Tweeting Is Believing? Understanding Microblog Credibility Perceptions
Twitter’s real-time updates makes it uniquely suited for broadcasting breaking news. However, the service seems to attract hackers and pranksters, ranging from a political impersonator‘s unusual policy suggestions to a bogus report of Obama’s supposed assassination. How does a reader determine what is true on Twitter?
A 2012 paper from Carnegie Mellon University and Microsoft Research presented at the annual Computer Supported Cooperative Work conference, “Tweeting Is Believing? Understanding Microblog Credibility Perceptions,” analyzes how users assess a tweet’s credibility. The researchers examine survey and experimental data captured from college-educated participants ages 18 to 60 who found tweets in a variety of ways; collectively, the survey group found them through “searches on search.twitter.com (84%), clicking trending topics on the Twitter homepage (84%), searching for tweets using Bing’s and Google’s social search functionality (72%), or serendipitously encountering tweets mixed into the results of general Web searches (81%).”
Key study findings include:
- Users assessing the credibility of an isolated tweet divorced from contextual markers such as the author bio and number of retweets are forced to rely on limited — and unreliable — cues such as subject matter or author prominence.
- Perceptions of the author’s influence, topical expertise and reputation all enhance a tweet’s credibility. Additional measures include the public profiles of tweeters and how often their posts are retweeted. “Features that often are obscured in the user interface, such as the bio of a user, receive little attention despite their ability to impact credibility judgments.”

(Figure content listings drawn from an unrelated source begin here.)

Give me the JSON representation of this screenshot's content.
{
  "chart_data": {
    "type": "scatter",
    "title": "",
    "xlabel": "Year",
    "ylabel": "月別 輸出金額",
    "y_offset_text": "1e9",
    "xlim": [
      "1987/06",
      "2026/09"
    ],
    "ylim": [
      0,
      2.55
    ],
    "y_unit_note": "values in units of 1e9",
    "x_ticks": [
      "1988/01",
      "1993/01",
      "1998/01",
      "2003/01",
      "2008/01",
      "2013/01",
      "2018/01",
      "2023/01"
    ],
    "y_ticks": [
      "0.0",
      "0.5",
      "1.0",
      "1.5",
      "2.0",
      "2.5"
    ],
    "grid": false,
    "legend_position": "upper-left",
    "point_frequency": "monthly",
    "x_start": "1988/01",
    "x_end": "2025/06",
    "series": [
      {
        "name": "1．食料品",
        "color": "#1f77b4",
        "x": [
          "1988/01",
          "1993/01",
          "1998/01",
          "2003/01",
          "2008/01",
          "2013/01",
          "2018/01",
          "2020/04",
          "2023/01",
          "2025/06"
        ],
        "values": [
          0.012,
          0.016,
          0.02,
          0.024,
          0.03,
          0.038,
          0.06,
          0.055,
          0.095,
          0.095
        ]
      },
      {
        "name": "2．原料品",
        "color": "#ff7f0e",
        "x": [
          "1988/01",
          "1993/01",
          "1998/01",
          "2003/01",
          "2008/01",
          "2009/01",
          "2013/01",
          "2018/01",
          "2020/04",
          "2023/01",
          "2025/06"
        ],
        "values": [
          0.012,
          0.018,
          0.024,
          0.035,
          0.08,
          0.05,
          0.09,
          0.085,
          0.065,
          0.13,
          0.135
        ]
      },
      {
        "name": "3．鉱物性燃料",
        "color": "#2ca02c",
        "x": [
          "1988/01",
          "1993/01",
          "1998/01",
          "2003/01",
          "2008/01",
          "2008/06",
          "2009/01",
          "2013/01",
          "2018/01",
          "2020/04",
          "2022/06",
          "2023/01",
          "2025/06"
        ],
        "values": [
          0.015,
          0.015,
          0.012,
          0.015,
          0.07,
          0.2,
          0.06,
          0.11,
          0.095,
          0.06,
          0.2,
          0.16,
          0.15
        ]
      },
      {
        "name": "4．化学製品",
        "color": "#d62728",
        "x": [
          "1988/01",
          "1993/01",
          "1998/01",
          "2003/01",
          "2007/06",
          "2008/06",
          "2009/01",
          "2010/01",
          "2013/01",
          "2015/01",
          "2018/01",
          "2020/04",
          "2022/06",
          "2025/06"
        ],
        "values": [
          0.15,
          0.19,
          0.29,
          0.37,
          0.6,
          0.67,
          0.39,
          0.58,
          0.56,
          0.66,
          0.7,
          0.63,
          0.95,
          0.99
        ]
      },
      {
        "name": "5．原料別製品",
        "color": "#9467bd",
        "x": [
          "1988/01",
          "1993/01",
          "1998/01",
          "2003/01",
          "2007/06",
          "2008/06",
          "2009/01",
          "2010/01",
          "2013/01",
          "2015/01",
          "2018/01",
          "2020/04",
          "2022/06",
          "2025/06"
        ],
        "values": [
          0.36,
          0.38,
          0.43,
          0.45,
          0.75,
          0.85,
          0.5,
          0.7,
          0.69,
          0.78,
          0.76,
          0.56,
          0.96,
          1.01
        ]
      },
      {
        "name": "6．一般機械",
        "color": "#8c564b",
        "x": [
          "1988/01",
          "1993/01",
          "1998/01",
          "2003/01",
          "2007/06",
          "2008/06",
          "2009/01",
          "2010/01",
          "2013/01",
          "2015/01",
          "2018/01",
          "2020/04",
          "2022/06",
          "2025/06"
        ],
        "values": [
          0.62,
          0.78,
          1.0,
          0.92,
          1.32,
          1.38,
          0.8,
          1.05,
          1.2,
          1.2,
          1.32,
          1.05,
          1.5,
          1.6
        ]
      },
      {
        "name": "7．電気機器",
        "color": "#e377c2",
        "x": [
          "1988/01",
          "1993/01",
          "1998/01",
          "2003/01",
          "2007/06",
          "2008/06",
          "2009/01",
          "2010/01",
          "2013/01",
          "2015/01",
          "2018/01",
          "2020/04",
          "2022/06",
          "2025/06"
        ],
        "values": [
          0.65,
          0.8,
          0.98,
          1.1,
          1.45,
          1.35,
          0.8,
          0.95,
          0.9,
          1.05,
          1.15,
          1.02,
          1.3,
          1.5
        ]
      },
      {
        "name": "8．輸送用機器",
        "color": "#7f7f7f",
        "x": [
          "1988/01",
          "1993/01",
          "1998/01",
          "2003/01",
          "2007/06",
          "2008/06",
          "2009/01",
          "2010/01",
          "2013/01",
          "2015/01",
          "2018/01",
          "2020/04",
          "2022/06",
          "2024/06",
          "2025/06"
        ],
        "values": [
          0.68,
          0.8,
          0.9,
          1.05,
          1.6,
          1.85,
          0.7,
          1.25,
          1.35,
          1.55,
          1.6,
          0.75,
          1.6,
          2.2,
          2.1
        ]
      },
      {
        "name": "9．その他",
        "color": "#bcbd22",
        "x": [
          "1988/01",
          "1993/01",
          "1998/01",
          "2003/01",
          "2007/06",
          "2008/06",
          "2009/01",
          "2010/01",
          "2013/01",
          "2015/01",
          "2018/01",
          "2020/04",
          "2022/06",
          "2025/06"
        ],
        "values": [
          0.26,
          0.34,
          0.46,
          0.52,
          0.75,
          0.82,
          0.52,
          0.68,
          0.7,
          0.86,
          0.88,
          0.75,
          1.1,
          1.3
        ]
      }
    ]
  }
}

- Typical users are not unduly concerned with the credibility of tweets on celebrity news and restaurant reviews, but are concerned with the veracity of breaking news and political content. They tend to most trust tweets from individuals they follow and trending topics listed on Twitter, and are very concerned about the credibility of tweets they find through Twitter searches and online search engines.
- While the perceived credibility of a tweet was linked to its author, it was not associated with the truthfulness of the tweet itself. This held true regardless of the assessor’s experience with Twitter; in fact, more experienced users typically rated tweets as more credible overall. “Those with more experience with a given technology view it as a more credible information source” than those with less experience.
- Tweets on science topics are rated as more credible than tweets on politics or entertainment topics; tweets with a topical user name relating to the discussed topic (i.e., ScienceNow) are rated as more credible than those with traditional (i.e., John Smith) or Internet (JSmith84) style user names.
- Users represented by the default Twitter icon are perceived as significantly less credible than users with any other type of icon image.
But even under the best circumstances, the authors caution, “Tweet consumers should keep in mind that many of these [trustworthy] metrics can be faked to varying extents.”
Tags: ethics, technology, news, cognition, Twitter
Newswriting and digital reporting assignments
- Write a lead, headline or nut graph based on the study.
- Spend 60 minutes exploring the issue by accessing sources of information other than the study. Write a lead (or headline or nut graph) based on the study but informed by the new information. Does the new information significantly change what one would write based on the study alone?
- Compose two Twitter messages of 140 characters or fewer accurately conveying the study’s findings to a general audience. Make sure to use appropriate hashtags.
- Choose several key quotations from the study and show how they would be set up and used in a brief blog post.
- Map out the structure for a 60-second video segment about the study. What combination of study findings and visual aids could be used?
- Find pictures and graphics that might run with a story about the study. If appropriate, also find two related videos to embed in an online posting. Be sure to evaluate the credibility and appropriateness of any materials you would aggregate and repurpose.
Class discussion questions
- What is the study’s most important finding?
- Would members of the public intuitively understand the study’s findings? If not, what would be the most effective way to relate them?
- What kinds of knowledgeable sources you would interview to report the study in context?
- How could the study be “localized” and shown to have community implications?
- How might the study be explained through the stories of representative individuals? What kinds of people might a reporter feature to make such a story about the study come alive?
- What sorts of stories might be generated out of secondary information or ideas discussed in the study?
Read the Microsoft Research paper “Tweeting Is Believing? Understanding Microblog Credibility Perceptions.”
- What are the study's key technical term(s)? Which ones need to be put into language a lay audience can understand?
- Do the study’s authors put the research into context and show how they are advancing the state of knowledge about the subject? If so, what did the previous research indicate?
- What is the study’s research method? If there are statistical results, how did the scholars arrive at them?
- Evaluate the study's limitations. (For example, are there weaknesses in the study's data or research design?)
- How could the findings be misreported or misinterpreted by a reporter? In other words, what are the difficulties in conveying the data accurately? Give an example of a faulty headline or story lead.